By the time I was 21, anxiety ran so rampant through my life that I had an honest-to-goodness, old-fashioned, real-deal nervous breakdown.
And then I got really, really depressed. I stopped eating. I stopped bathing. I started pissing in bowls that I kept near my bed so that I wouldn’t have to go to the toilet. Even the bathroom, my longtime refuge, had become frightening and inhospitable. I thought about killing myself. I even talked about it, one day, to my best friend. She told my other best friend (why stop at one bestie?) who called my parents, who brought me home. And that’s when I started to get better for real.
That was 8 years ago. Inexplicably, I’m now a stand-up comedian and a radio talk show host. Now I’m going to turn the weird, wild tale of my breakdown and recovery—a story I’ve told on stages around the U.S.—into an actual book. You know, like Are You There, God? It’s Me, Margaret, except with more selective serotonin reuptake inhibitors. That story is too long to recount here, so you should probably read the book one day and then tell everybody you know to buy it, especially if your name is Oprah. Spoiler alert: I got better. Mostly.
Because you see, I still have panic attacks. A few months ago, I awoke from a dead sleep and bolted upright beside my boyfriend.
“What’s going on?” he mumbled into the pillow.
“I’m having a panic attack,” I said, a little incredulously. I’m a comedian, and I’ve made fun of my own panic attacks so many times in front of so many people that I’m always surprised by the way the attacks still scare the crap out of me. But here’s the great part: They don’t put a stop to my entire life anymore. It sucks while it’s happening, but I trust that, as my grandmother always told me, “This too shall pass.” Odd as it sounds, I no longer panic about my panic.
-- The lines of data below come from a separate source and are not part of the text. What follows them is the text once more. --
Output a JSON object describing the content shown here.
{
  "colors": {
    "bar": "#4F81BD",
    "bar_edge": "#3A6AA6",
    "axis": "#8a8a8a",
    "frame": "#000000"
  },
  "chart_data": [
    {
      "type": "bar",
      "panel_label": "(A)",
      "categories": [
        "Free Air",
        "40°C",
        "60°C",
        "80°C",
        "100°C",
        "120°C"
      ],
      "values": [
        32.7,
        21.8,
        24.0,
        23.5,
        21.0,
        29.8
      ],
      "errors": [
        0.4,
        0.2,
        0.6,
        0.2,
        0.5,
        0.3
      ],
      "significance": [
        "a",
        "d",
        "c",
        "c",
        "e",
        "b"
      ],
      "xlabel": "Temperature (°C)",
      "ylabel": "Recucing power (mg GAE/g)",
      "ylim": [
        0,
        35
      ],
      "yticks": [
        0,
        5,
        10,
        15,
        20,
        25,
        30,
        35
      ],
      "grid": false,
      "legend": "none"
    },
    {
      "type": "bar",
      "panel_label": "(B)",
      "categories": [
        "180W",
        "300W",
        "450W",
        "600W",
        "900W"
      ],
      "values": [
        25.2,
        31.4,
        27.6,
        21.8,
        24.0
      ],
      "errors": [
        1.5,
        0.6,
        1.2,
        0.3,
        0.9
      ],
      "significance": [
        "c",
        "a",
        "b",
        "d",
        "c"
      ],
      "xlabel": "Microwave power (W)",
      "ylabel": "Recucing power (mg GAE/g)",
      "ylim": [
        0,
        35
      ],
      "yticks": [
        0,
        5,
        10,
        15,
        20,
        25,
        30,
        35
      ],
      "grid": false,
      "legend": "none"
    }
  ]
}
“What should I do?” my boyfriend asked worriedly. “How can I help?”
“You stay here,” I said. “I’m going to be OK. I can do this.” And I hauled ass to the bathroom to do some hippie deep-breathing exercises, take some Klonopin, and talk myself down. Fifteen minutes later, I crawled back into bed.
“That’s it?” he asked.
“That’s it,” I said. “That’s all.”
And together, we fell back to sleep. Just like normal people.